“What might a Louis Vuitton or Off-White digital piece of clothing be like?” Matthew Drinkwater, head of the Fashion Innovation Agency at London College of Fashion, mused to Vogue in April earlier this year. The question came in the wake of Carlings, a multi brand Scandinavian retailer, selling out its first digital-only clothing line. The process saw fashion designers manipulate photos of customers, so it appeared as though they were dressed up in Carlings’ apparel. Customers would then go on to share the photos of themselves on digital platforms, Instagram, Facebook, and the rest, without actually having to wear the clothes.
To us circumspect Kiwis, dressed up in woolly shoes and Kathmandu puffer jackets, this may seem like a peculiar concept. But digital clothes may not be very far away, as modern designers wield digital tools to make clothes in a variety of different ways.
One local designer who has consistently explored the new frontiers of the digital fashion world is Dylan Mulder, a Wellington-based industrial designer, self proclaimed 3D printing ninja, and a World of Wearable Art four time finalist who uses artificial intelligence, or alternatively coined ‘generative design’, to create his garments.
Every year he uses the latest digital tools to design his costumes, in 2013 he created the Samurai Silent Dragon – winning the New Zealand Design Award – where he produced an entire full-length garment directly from a laptop using 3D modelling, in 2014 he harnessed emerging 4D design methods to create things like paints that changed colour under UV light, a plasma disc that would interact with people touching it, or a hidden hidden smoke system made from e-cigarettes.
Then in 2016 he used the latest in virtual reality technology to form a piece called Digital Stealth Gods, in partnership with Air New Zealand, which won the Cirque du Soleil Award, where he was flown to Montreal, Canada to take on a four-week internship at Cirque du Soleil HQ, working on the ground as a designer.
“It’s one of the biggest entertainment companies in the world,” Mulder said. “It made me realise that coming from Aotearoa meant I have a unique approach, and that I am confident enough to compete on the world stage.”

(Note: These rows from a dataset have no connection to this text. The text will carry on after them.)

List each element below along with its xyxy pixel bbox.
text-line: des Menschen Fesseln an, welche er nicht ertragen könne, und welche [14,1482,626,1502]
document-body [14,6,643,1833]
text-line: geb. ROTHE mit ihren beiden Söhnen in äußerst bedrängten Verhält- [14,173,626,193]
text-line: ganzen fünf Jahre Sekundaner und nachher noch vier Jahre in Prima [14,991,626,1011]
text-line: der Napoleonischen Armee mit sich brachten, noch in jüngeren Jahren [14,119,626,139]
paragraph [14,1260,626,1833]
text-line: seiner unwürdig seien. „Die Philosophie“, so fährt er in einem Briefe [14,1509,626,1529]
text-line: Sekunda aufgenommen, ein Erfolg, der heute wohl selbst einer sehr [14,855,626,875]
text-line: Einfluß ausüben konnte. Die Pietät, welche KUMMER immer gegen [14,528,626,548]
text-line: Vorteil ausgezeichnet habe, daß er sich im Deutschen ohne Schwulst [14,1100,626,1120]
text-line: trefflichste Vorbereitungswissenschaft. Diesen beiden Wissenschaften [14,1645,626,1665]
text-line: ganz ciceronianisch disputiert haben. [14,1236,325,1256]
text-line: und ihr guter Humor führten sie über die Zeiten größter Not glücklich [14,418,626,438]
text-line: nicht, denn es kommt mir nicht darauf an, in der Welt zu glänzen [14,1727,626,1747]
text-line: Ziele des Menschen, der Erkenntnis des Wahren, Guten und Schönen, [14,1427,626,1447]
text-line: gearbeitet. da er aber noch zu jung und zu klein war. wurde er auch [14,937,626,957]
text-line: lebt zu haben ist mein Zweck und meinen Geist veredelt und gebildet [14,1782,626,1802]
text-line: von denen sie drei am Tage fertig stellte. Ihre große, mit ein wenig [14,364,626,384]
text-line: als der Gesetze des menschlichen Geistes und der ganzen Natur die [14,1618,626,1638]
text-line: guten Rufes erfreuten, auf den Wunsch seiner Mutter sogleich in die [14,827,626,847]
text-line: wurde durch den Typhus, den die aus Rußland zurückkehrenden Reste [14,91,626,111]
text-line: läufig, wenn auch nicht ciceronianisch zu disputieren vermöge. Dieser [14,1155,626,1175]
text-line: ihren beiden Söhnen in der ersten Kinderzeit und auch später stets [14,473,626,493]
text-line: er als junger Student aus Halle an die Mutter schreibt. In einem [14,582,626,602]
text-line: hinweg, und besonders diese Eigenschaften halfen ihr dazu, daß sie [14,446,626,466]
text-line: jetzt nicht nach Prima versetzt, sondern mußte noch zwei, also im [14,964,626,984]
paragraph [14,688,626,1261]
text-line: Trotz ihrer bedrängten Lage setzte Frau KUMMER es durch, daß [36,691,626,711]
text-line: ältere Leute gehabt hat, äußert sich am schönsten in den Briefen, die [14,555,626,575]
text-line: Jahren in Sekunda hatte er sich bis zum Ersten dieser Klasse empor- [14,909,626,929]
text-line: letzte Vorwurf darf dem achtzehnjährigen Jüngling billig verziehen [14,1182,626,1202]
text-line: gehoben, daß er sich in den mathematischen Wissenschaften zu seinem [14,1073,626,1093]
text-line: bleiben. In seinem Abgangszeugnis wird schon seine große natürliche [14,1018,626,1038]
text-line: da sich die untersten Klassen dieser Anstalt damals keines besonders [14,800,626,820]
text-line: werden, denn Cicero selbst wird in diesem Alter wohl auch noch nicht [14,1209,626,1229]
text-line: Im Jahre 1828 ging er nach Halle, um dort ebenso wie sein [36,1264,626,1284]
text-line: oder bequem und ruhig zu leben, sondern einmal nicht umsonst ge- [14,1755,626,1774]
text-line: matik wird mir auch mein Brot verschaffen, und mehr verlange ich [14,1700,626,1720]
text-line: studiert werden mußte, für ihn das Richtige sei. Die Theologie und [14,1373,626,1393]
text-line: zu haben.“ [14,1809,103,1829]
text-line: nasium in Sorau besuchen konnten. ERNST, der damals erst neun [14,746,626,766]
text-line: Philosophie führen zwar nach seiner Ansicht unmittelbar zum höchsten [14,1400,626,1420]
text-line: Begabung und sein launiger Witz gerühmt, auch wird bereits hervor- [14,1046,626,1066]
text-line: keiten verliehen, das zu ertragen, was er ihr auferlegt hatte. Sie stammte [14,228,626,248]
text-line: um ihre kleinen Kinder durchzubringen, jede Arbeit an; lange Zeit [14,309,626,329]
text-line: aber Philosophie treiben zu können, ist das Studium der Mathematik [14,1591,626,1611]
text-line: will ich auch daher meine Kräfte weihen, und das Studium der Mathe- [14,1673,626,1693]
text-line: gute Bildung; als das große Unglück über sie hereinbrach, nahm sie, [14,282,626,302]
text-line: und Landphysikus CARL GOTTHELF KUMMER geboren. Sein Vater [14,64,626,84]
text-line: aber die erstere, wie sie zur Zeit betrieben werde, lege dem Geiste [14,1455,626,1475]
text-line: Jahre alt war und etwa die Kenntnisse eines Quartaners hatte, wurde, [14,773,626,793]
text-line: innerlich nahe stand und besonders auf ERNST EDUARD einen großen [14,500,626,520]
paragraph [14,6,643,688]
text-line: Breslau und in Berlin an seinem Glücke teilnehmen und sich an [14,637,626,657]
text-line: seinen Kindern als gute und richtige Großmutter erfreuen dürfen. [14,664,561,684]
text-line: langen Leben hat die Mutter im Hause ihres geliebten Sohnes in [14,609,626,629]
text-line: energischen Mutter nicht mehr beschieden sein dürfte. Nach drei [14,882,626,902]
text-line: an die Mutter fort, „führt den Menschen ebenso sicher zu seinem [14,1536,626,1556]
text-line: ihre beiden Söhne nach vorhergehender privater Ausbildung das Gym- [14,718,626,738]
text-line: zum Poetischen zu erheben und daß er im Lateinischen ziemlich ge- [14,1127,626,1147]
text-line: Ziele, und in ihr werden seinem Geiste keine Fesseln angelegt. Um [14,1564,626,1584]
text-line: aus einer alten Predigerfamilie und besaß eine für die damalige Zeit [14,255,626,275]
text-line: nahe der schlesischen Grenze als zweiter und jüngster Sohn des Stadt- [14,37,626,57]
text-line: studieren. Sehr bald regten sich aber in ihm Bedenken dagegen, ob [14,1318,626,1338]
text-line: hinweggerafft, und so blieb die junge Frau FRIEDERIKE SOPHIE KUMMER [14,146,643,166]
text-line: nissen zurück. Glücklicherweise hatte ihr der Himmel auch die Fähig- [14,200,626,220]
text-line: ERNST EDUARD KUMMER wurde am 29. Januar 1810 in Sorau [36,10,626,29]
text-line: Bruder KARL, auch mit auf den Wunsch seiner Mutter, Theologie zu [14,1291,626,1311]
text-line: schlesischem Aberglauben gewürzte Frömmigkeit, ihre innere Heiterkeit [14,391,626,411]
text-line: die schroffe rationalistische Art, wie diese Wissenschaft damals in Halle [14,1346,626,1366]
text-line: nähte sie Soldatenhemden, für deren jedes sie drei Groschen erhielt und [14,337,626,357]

Since his return, he has worked as a ‘portable designer’ in the fields of engineering, gaming, film, jewellery, medicine and sport. To work remotely, he operates cloud based designing using a plethora of open source and custom setups including Rhino, Grasshopper 3D, ZBrush, Houdini, and the Adobe suite, but is equally cagey about the software he uses.
He often juggles up to ten commissions at one time, working on massive global projects including with Miodrag Guberinic, a revered costume designer in NYC, plus a number of TV series including Gotham on Fox, The Tick, and others.
He’s pushed the boundaries even further for this years entry into WoW, using artificial intelligence to weave Māori design into the garment. He says that much like a Māori carver or ta moko artist, artificial intelligence intuitively reads the organic canvas, takes influence from spiritual concepts and grows itself in response to its form.
He says, from flint to steel tools to dremels, artificial intelligence is just another tool in the shed.
“In my trajectory, there is a new concept of working with a computer, instead of on a computer. That is the most fundamental principle behind the garment. What that means is you let the computer decide a lot of the aesthetic decisions.”
Although not typically linked to creativity, machines can pull from a variety of references to form concepts, ideas, or images that wouldn’t be possible for the human brain.
An example being the German artist, Mario Klingemann, a pioneer in AI art, who uses neural networks, code, and algorithms to form human portraits – but the faces are different from anyone that has lived. They appear, as The Guardian reports, “to have been dreamed up somewhere deep inside the machine’s imagination.”
Mulder calls it the ability to grow design. Asked what he means by this idea of ‘growing design’, he points to his tattoo work, assisted by AI, which can grow up the arm specific to the scan of the person, then detail itself taking from existing patterns to accentuate its own unique patterns.
Mulder is currently focused on expanding into this new era of ‘AI’ design, where you ‘grow’ the garment around the 3D form (body), enabling customised clothes that are unique to the customer.
Mulder says, “It’s completely different from typical CAD modelling where you are limited to your brain and the programme does everything you tell it to do. By working with artificial intelligence, it gives you identities and characteristics you wouldn’t consider as a singular human.”
As for what is to come of Mulder’s work, he is currently focused on interlacing machine learning and iterative design into the fashion world, alongside his many other projects, such as creating VR jewellery from his portable studio in Wellington.